Tras fulminar con la mirada al inglés, el príncipe Bonaparte dijo sin poder disimular su irritación:

– ¡Paparruchas! Como saben, Napoleón fue enterrado en Santa Elena, pero como he dicho en la conferencia, en 1840 se exhumaron sus restos, que estaban muy bien conservados, y se llevaron a París. Un siglo después, a comienzos de los sesenta, un equipo de investigación, del que formaban parte un dentista y un experto en toxicología, analizó los síntomas de los que se quejaba Napoleón y vieron que encajaban con los de un envenenamiento progresivo con arsénico. El equipo pudo conseguir algunos cabellos del emperador, que al parecer le fueron cortados al día siguiente de su fallecimiento.

El príncipe debió de darse cuenta de que se estaba acalorando en exceso y se detuvo un momento para dar un trago al vaso de agua que no había tocado durante la charla. Luego continuó:

– Estas muestras de pelo fueron analizadas con procedimientos altamente sofisticados y se llegó a la conclusión de que había en ellas una presencia de arsénico muy superior a la normal. Créanme, mi antepasado fue asesinado, y la única persona con un móvil plausible era su archienemigo en la isla, el gobernador Lowe, que tras su muerte pudo vivir sin la angustia de ser puesto en evidencia por el prisionero más famoso de la historia.

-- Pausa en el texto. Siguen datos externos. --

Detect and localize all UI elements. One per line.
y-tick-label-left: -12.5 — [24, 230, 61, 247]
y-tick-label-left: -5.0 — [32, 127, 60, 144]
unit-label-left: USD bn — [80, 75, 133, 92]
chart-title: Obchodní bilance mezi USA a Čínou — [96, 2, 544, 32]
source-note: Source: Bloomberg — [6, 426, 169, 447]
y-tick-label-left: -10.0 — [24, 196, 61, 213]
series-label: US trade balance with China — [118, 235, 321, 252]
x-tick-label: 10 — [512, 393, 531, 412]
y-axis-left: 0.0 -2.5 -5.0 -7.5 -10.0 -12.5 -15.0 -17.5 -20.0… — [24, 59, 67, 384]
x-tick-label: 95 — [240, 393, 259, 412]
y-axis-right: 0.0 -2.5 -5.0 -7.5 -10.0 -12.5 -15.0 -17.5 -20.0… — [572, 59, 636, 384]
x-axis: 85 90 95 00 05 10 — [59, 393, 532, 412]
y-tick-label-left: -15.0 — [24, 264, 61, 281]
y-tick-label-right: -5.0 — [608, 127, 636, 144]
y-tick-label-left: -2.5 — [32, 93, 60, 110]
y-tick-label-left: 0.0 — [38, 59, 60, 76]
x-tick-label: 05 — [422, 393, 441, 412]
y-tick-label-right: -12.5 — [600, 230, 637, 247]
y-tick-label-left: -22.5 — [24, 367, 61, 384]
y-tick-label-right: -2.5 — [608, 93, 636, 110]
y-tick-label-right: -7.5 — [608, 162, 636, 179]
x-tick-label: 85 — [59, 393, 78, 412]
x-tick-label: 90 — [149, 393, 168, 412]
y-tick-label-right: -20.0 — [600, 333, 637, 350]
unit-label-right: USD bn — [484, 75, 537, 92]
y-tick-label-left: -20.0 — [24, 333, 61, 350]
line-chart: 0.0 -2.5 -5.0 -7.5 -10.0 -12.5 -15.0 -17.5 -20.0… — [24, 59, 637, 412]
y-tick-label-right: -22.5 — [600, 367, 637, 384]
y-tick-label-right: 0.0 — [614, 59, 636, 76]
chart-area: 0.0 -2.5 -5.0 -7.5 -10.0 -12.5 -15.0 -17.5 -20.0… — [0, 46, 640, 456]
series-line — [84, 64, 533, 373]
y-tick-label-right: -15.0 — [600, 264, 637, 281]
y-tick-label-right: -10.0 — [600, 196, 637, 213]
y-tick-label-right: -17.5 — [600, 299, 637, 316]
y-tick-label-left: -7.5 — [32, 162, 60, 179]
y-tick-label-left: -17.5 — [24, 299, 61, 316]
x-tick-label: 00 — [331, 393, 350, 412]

Una mujer rubia que había llegado con algo de retraso a la conferencia y no había podido ya encontrar sitio en el patio de butacas dijo de pie, desde el fondo de la sala:

– ¿Y qué pasa con Beethoven?

La pregunta fue formulada en un tono de voz tan impertinente que pareció más bien una blasfemia. Decenas de asistentes volvieron la cabeza para tratar de identificar a la mujer, que se ocultaba tras un gorro de tela marrón y unas gafas oscuras. Durante varios segundos el revuelo en la sala fue comparable al que se hubiera armado en una boda de haber aparecido un segundo pretendiente en plena ceremonia. El moderador y el príncipe intercambiaron en la mesa algunas frases al oído, que tenían por objeto establecer si la pregunta debía ser o no soslayada, y cuando se hizo evidente en la sala que el conferenciante no pensaba esquivarla, el público calló rápidamente para no perderse ni un solo detalle de su reacción.

– ¿Beethoven? -dijo el príncipe-. Perdone, pero no sé adónde quiere ir a parar.

– Beethoven odiaba a Napoleón. Hasta el punto de que le retiró la dedicatoria de su Sinfonía Heroica cuando se enteró de que había traicionado los ideales de la Revolución francesa autoproclamándose emperador.

El príncipe prorrumpió en una carcajada de estupefacción.

– ¡Y luego me acusan a mí de creer en conspiraciones! ¿Insinúa de verdad que Beethoven pudo tener algo que ver con el envenenamiento de Napoleón?

– Beethoven, señor mío, estuvo íntimamente ligado a la más perversa de las sociedades secretas de aquel tiempo, los Illuminati. No sé si sabe que la Cantata por la muerte del emperador JoséII que compuso Beethoven fue financiada directamente por esta secta.

– Los Illuminati simpatizaban con el emperador austríaco -respondió Bonaparte algo nervioso-. Muy bien. ¿Y qué?

– Que Austria, mi querido príncipe, era enemiga mortal de Napoleón.